Investigators recently created an experimental antibiotic that has shown the ability to kill methicillin-resistant Staphylococcus aureus (MRSA), which causes deadly antibiotic-resistant infections.
The researchers were able to create this antibiotic because they discovered a flaw in the bacteria that could be exploited in a way that was difficult to counter, according to a study published in Cell Chemical Biology.
The first-line treatment for MRSA is typically trimethoprim-sulfamethoxazole, but MRSA has been developing resistance to this antibiotic. Approximately 30% of infections in sub-Saharan African do not respond to the drug, and the resistance is also spreading in Europe and Asia, the researchers said.
Scientists at the University of Connecticut’s School of Pharmacy have been working to develop an antibiotic that will be difficult for MRSA to develop a resistance against. Once they had multiple drug candidates, the researchers began collecting MRSA strains that were resistant to trimethoprim-sulfamethoxazole.
“Although resistance [to trimethoprim-sulfamethoxazole] in the community is generally less than 10 percent in our local area, resistance elsewhere is climbing,” said researcher Michael Nailor, PharmD. “Additionally, many vulnerable patient populations cannot take trimethoprim-sulfamethoxazole or other generic drugs because of side effects they may cause, and new agents are needed.”
Of the 9 strains collected, 6 had trimethoprim-resistant genes that had not been previously seen in the United States, according to the study. These strains were also resistant to multiple other types of antibiotics.
However, despite resistance to numerous antibiotics, the strains were not resistant to the drug candidates created by the investigators.
“We’ve actually taken strains [of MRSA] from the clinic and shown that our compounds work,” said researcher Stephanie Reeve, PhD student at the University. “We were really happy about these results.”
They found that the drugs were able to kill MRSA without the bacteria developing resistance.
“One of the most exciting aspects of this work was that we had worked hard to design broadly acting inhibitors against many different resistant forms of the enzymes, and these designs proved very effective against two new enzymes we had never considered or previously studied,” said researcher Dennis Wright, PhD.
To create these drug candidates, the investigators targeted the bacteria’s use of folate (vitamin B9), which is known to be essential to MRSA. They hypothesized that if folate was inhibited, the bacteria would die, according to the study.

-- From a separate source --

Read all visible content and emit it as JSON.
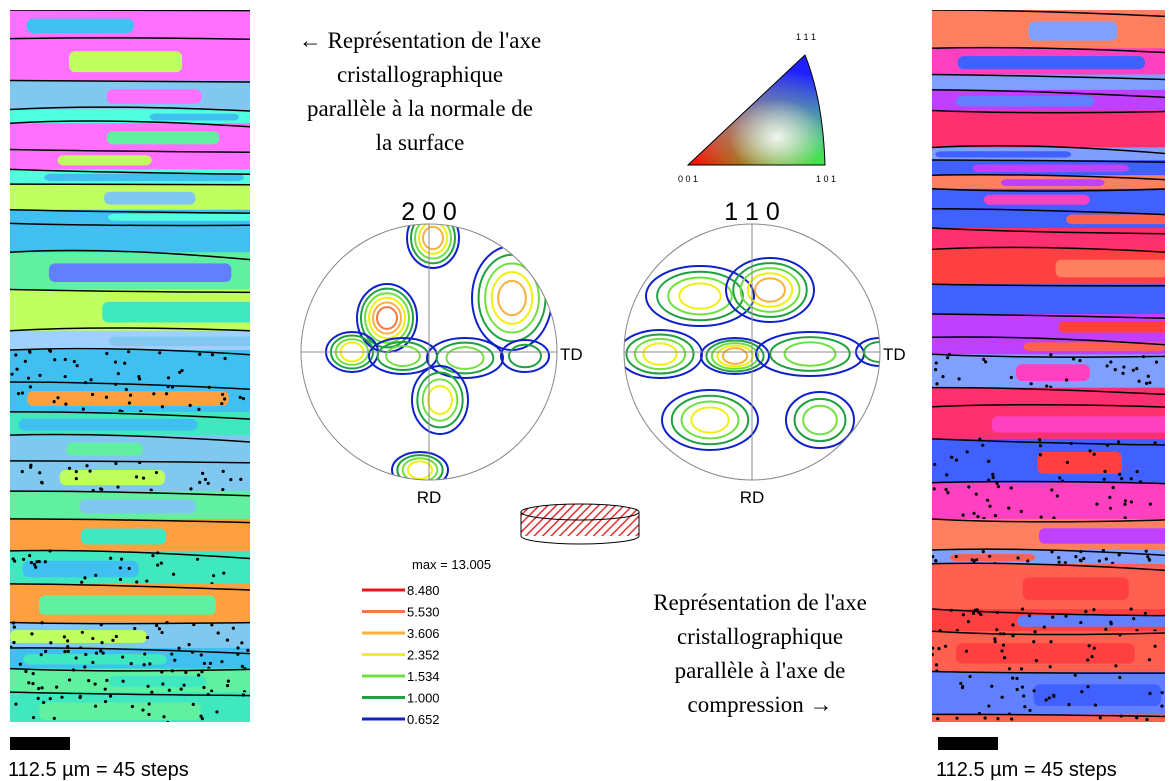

Currently, the only antibacterial antifolate drug marketed is trimethoprim, but MRSA has developed resistance to its mechanisms. To combat this resistance, the researchers analyzed the molecular structure of the enzyme, and how it interacted with molecules to complete its function.

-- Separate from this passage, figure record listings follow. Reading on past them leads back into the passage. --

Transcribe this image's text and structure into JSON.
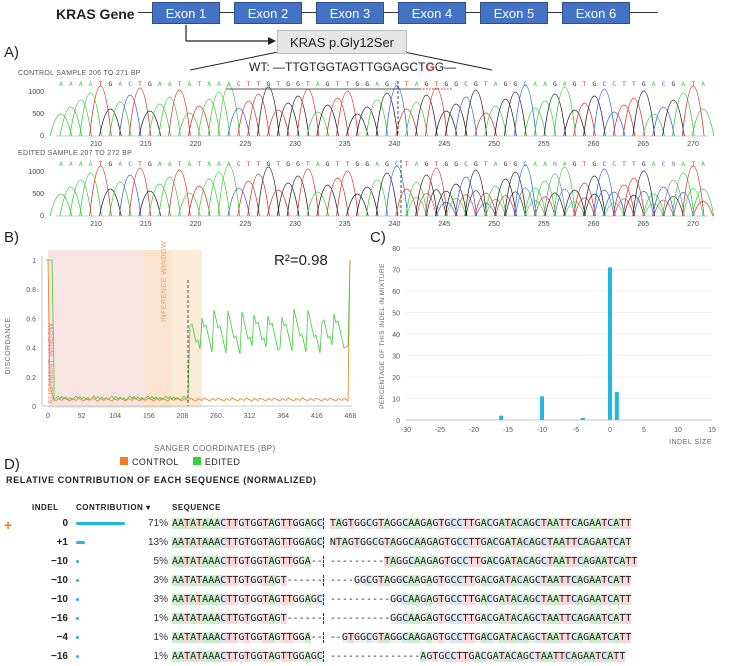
{
  "panelA": {
    "label": "A)",
    "gene_title": "KRAS Gene",
    "exons": [
      "Exon 1",
      "Exon 2",
      "Exon 3",
      "Exon 4",
      "Exon 5",
      "Exon 6"
    ],
    "mutation_box": "KRAS p.Gly12Ser",
    "wt_prefix": "WT: —TTGTGGTAGTTGGAGCT",
    "wt_mut": "G",
    "wt_suffix": "G—",
    "control_label": "CONTROL SAMPLE 206 TO 271 BP",
    "edited_label": "EDITED SAMPLE 207 TO 272 BP",
    "control_bases": "AAAATGACTGAATATAAACTTGTGGTAGTTGGAGCTAGTGGCGTAGGCAAGAGTGCCTTGACGATA",
    "edited_bases": "AAAATGACTGAATATAAACTTGTGGTAGTTGGAGCTAGTGGCGTAGGCAANAGTGCCTTGACNATA",
    "y_ticks": [
      "1000",
      "500",
      "0"
    ],
    "x_ticks": [
      "210",
      "215",
      "220",
      "225",
      "230",
      "235",
      "240",
      "245",
      "250",
      "255",
      "260",
      "265",
      "270"
    ]
  },
  "panelB": {
    "label": "B)",
    "r2": "R²=0.98",
    "ylabel": "DISCORDANCE",
    "xlabel": "SANGER COORDINATES (BP)",
    "y_ticks": [
      "1",
      "0.8",
      "0.6",
      "0.4",
      "0.2",
      "0"
    ],
    "x_ticks": [
      "0",
      "52",
      "104",
      "156",
      "208",
      "260",
      "312",
      "364",
      "416",
      "468"
    ],
    "alignment_window": "ALIGNMENT WINDOW",
    "inference_window": "INFERENCE WINDOW",
    "legend": [
      {
        "name": "CONTROL",
        "color": "#f07d1a"
      },
      {
        "name": "EDITED",
        "color": "#3ccf3c"
      }
    ]
  },
  "panelC": {
    "label": "C)",
    "ylabel": "PERCENTAGE OF THIS INDEL IN MIXTURE",
    "xlabel": "INDEL SIZE",
    "y_ticks": [
      "80",
      "70",
      "60",
      "50",
      "40",
      "30",
      "20",
      "10",
      "0"
    ],
    "x_ticks": [
      "-30",
      "-25",
      "-20",
      "-15",
      "-10",
      "-5",
      "0",
      "5",
      "10",
      "15"
    ]
  },
  "panelD": {
    "label": "D)",
    "title": "RELATIVE CONTRIBUTION OF EACH SEQUENCE (NORMALIZED)",
    "col_indel": "INDEL",
    "col_contribution": "CONTRIBUTION",
    "col_sequence": "SEQUENCE",
    "plus_marker": "+",
    "rows": [
      {
        "indel": "0",
        "pct": "71%",
        "seq": "AATATAAACTTGTGGTAGTTGGAGC TAGTGGCGTAGGCAAGAGTGCCTTGACGATACAGCTAATTCAGAATCATT"
      },
      {
        "indel": "+1",
        "pct": "13%",
        "seq": "AATATAAACTTGTGGTAGTTGGAGC NTAGTGGCGTAGGCAAGAGTGCCTTGACGATACAGCTAATTCAGAATCAT"
      },
      {
        "indel": "−10",
        "pct": "5%",
        "seq": "AATATAAACTTGTGGTAGTTGGA-- ---------TAGGCAAGAGTGCCTTGACGATACAGCTAATTCAGAATCATT"
      },
      {
        "indel": "−10",
        "pct": "3%",
        "seq": "AATATAAACTTGTGGTAGT------ ----GGCGTAGGCAAGAGTGCCTTGACGATACAGCTAATTCAGAATCATT"
      },
      {
        "indel": "−10",
        "pct": "3%",
        "seq": "AATATAAACTTGTGGTAGTTGGAGC ----------GGCAAGAGTGCCTTGACGATACAGCTAATTCAGAATCATT"
      },
      {
        "indel": "−16",
        "pct": "1%",
        "seq": "AATATAAACTTGTGGTAGT------ ----------GGCAAGAGTGCCTTGACGATACAGCTAATTCAGAATCATT"
      },
      {
        "indel": "−4",
        "pct": "1%",
        "seq": "AATATAAACTTGTGGTAGTTGGA-- --GTGGCGTAGGCAAGAGTGCCTTGACGATACAGCTAATTCAGAATCATT"
      },
      {
        "indel": "−16",
        "pct": "1%",
        "seq": "AATATAAACTTGTGGTAGTTGGAGC ---------------AGTGCCTTGACGATACAGCTAATTCAGAATCATT"
      }
    ],
    "contributions": [
      71,
      13,
      5,
      3,
      3,
      1,
      1,
      1
    ]
  },
  "chart_data": [
    {
      "type": "line",
      "title": "",
      "xlabel": "SANGER COORDINATES (BP)",
      "ylabel": "DISCORDANCE",
      "ylim": [
        0,
        1
      ],
      "series": [
        {
          "name": "CONTROL",
          "level": 0.03
        },
        {
          "name": "EDITED",
          "level_after_cut": 0.4
        }
      ]
    },
    {
      "type": "bar",
      "xlabel": "INDEL SIZE",
      "ylabel": "PERCENTAGE OF THIS INDEL IN MIXTURE",
      "ylim": [
        0,
        80
      ],
      "x": [
        -16,
        -10,
        -4,
        0,
        1
      ],
      "values": [
        2,
        11,
        1,
        71,
        13
      ]
    }
  ],
  "colors": {
    "exon": "#4472c4",
    "edited": "#3ccf3c",
    "control": "#f07d1a",
    "bar": "#1fb8e0",
    "mut": "#d21f1f"
  }
}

By achieving an understanding of the mechanisms of the molecule, investigators were able to create novel formations of antifolates. Antifolates are created to bind with the molecule, so if the enzyme changes and evades them, it will not be able to do its job, which could make it more difficult for the bacteria to develop resistance, according to the study.

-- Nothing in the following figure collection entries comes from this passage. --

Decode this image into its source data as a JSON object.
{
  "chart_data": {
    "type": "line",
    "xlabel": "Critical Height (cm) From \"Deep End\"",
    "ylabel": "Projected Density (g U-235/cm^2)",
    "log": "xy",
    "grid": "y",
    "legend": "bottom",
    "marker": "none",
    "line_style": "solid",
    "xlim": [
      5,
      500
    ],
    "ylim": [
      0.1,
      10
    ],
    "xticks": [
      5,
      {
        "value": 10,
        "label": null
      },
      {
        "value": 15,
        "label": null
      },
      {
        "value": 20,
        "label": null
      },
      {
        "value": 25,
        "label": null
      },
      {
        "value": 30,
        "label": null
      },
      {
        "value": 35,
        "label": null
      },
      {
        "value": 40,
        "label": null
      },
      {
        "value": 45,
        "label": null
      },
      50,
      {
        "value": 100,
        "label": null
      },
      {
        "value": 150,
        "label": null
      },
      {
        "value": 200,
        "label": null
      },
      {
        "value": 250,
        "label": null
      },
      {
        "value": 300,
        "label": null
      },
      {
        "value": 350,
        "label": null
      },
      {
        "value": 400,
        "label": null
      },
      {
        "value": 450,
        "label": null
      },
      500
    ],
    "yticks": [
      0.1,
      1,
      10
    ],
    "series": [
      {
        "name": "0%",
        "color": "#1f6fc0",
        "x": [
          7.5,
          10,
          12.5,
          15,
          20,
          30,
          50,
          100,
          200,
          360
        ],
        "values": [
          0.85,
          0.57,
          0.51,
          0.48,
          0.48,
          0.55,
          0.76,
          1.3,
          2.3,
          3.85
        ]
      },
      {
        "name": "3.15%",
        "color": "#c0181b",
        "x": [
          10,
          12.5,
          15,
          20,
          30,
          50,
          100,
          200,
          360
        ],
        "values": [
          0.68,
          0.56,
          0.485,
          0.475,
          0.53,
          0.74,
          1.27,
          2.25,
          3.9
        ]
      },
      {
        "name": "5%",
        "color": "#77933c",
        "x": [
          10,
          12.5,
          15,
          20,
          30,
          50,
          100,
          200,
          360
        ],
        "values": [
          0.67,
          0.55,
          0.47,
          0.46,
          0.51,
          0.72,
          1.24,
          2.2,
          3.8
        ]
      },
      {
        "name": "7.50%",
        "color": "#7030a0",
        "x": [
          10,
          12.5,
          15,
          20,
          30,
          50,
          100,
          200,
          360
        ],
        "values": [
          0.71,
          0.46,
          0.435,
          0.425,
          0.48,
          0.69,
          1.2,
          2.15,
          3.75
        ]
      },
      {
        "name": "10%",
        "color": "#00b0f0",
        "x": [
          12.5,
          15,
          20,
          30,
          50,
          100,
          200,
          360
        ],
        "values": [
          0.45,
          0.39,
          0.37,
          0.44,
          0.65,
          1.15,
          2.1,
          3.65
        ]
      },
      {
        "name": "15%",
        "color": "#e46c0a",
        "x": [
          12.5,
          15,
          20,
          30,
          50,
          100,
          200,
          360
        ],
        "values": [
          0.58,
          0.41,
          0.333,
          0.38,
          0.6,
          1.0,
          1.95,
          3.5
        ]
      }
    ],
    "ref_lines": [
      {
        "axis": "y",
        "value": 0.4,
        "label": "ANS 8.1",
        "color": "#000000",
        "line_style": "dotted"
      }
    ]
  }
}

Thus far, the novel drugs’ success against trimethoprim-resistant MRSA shows promise. The researchers are continuing to collect various MRSA strains to further test their novel drugs.
“We’d like to determine if the resistance mechanisms we discovered in our local MRSA strains are also found in other clinics throughout the United States,” said Jeffrey Aeschlimann, PharmD, an associate of pharmacy practice at the University. “We also may find other novel resistance mechanisms. In both cases, we will be able to gain even more valuable information about our how our new antibiotics work against MRSA.”